The video clip below illustrates his struggle with touching READ one time to get to BOOK. He touches READ twice to say READ. He then touches READ a third time and moves his hand to the top left to tap BOOK, but unfortunately he had already touched READ a fourth time. The talker says READ again returns to the home screen. Nathaniel then successfully touches READ once and moves his hand and touches BOOK.
This video also shows Nathaniel's unique combination of talker use and sign language. He is combining the two daily.
I continue to record his words using the MacArthur-Bates Inventory. In the last three months he has increased his receptive inventory by 32% and his expressive use by 95%. Yes! He doubled the number of words he says in three months! He says forty-one words through sign or his talker. In order to be counted as a word he says on the talker, I have to see Nathaniel demonstrate using the word appropriately in context numerous times without adult modeling.
Nathaniel recently started putting two words together. READ BOOK is his most common two word phrase, but MORE SWING and MORE GEORGE and MORE DADDY are also heard. If I count combining sign and talker, he has put three words together.
In addition to the talker, I am trying to saturate Nathaniel's world with language input. I talk nonstop to Nathaniel. We all do. We talk about what we are doing, where we are going, how we feel, think, and move. We relate language to pictures and icons. Things in our house have labels now. Even the trash can. We read fifteen to twenty books a day. He is falling in love with the sounds of words. He smiles and wiggles his body in dance when we read poetry that is sing-song and rhyming. He sits for longer stories and anticipates sections of his favorite stories with eagerness. He laughs at the funny parts. He shows me daily that he is getting this complicated thing called language.

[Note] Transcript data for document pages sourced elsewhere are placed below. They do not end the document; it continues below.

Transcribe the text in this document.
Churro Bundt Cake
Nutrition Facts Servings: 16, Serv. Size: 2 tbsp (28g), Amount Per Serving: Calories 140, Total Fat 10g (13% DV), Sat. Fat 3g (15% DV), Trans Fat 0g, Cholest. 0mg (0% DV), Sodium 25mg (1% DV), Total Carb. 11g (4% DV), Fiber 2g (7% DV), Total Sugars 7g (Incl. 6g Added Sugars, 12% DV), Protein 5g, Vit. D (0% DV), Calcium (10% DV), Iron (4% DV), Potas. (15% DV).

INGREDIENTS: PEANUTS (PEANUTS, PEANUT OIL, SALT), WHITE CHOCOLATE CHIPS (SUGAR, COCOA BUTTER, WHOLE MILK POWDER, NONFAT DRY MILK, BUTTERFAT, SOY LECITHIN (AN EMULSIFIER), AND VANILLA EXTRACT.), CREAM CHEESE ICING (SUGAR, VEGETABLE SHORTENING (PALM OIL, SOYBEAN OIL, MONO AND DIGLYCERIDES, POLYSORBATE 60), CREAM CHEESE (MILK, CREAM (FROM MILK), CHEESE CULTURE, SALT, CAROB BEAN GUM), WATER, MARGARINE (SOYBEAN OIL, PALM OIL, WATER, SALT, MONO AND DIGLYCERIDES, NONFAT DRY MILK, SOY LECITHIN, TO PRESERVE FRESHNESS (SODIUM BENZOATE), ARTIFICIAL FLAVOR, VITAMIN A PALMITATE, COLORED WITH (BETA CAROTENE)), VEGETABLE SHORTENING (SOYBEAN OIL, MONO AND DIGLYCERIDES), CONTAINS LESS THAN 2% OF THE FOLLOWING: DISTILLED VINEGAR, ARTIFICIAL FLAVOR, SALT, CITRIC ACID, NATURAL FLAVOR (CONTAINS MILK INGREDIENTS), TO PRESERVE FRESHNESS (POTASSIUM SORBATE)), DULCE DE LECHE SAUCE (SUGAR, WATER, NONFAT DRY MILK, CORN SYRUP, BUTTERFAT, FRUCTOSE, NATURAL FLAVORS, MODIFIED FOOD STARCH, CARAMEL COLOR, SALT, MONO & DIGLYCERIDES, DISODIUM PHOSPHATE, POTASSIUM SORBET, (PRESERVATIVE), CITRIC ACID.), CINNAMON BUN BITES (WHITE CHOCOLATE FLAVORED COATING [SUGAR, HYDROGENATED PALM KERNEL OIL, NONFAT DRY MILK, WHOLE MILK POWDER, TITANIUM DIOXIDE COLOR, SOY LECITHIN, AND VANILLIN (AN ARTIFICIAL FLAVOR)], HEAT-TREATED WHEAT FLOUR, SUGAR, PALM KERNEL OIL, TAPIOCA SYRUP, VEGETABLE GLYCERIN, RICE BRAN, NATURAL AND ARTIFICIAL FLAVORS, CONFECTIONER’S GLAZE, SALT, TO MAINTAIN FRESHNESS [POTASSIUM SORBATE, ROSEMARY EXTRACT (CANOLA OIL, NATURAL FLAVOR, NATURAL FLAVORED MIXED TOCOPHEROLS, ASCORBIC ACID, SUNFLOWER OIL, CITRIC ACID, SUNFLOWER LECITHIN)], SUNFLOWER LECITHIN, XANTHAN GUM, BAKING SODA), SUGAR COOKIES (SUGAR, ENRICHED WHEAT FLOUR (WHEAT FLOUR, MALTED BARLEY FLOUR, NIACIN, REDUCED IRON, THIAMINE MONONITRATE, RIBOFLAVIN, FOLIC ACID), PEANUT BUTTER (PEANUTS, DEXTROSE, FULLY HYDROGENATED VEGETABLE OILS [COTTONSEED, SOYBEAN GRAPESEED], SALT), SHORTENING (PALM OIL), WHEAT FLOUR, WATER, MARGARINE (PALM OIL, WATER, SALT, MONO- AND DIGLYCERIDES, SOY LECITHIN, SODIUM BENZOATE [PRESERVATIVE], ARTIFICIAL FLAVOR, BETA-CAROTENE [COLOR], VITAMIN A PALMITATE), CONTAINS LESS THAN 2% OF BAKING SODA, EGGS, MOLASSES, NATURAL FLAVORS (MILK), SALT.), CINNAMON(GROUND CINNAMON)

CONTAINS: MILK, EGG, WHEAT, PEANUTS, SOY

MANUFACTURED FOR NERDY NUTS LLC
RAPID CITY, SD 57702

One last, much more minor feature of our multi modal approach to augmented communication, is a traditional communication book with laminated cards. Where applicable, these cards match the icons or real pictures on Nathaniel's talker. We use these most often for showing Nathaniel a visual schedule. We use pictures of the therapists and nurses to help him understand who to expect in our home each day. The therapists use the pictures of toys and activities to allow Nathaniel some choice while maintaining adult direction in therapy. Following suggestions from the Children's team, I use real pictures as much as possible for Nathaniel. I take these directly with his iPad and then create the cards using an app called Custom Boards, which also uses the Smarty Symbols that Speak for Yourself utilizes.
I am not reinventing the wheel. I follow a very active Speak For Yourself user group on Facebook, read blogs written by other moms who are few years ahead of me, have one local friend who uses augmented communication with her son, and have the support of a fantastic weekly speech therapist who starts every conversation with "we." It is powerful to hear we. It means I am not alone in the journey of helping Nathaniel learn to talk. Today, we (our weekly speech therapist is coming with us to the appointment at Children's) hope to learn new ideas for helping Nathaniel use his voice.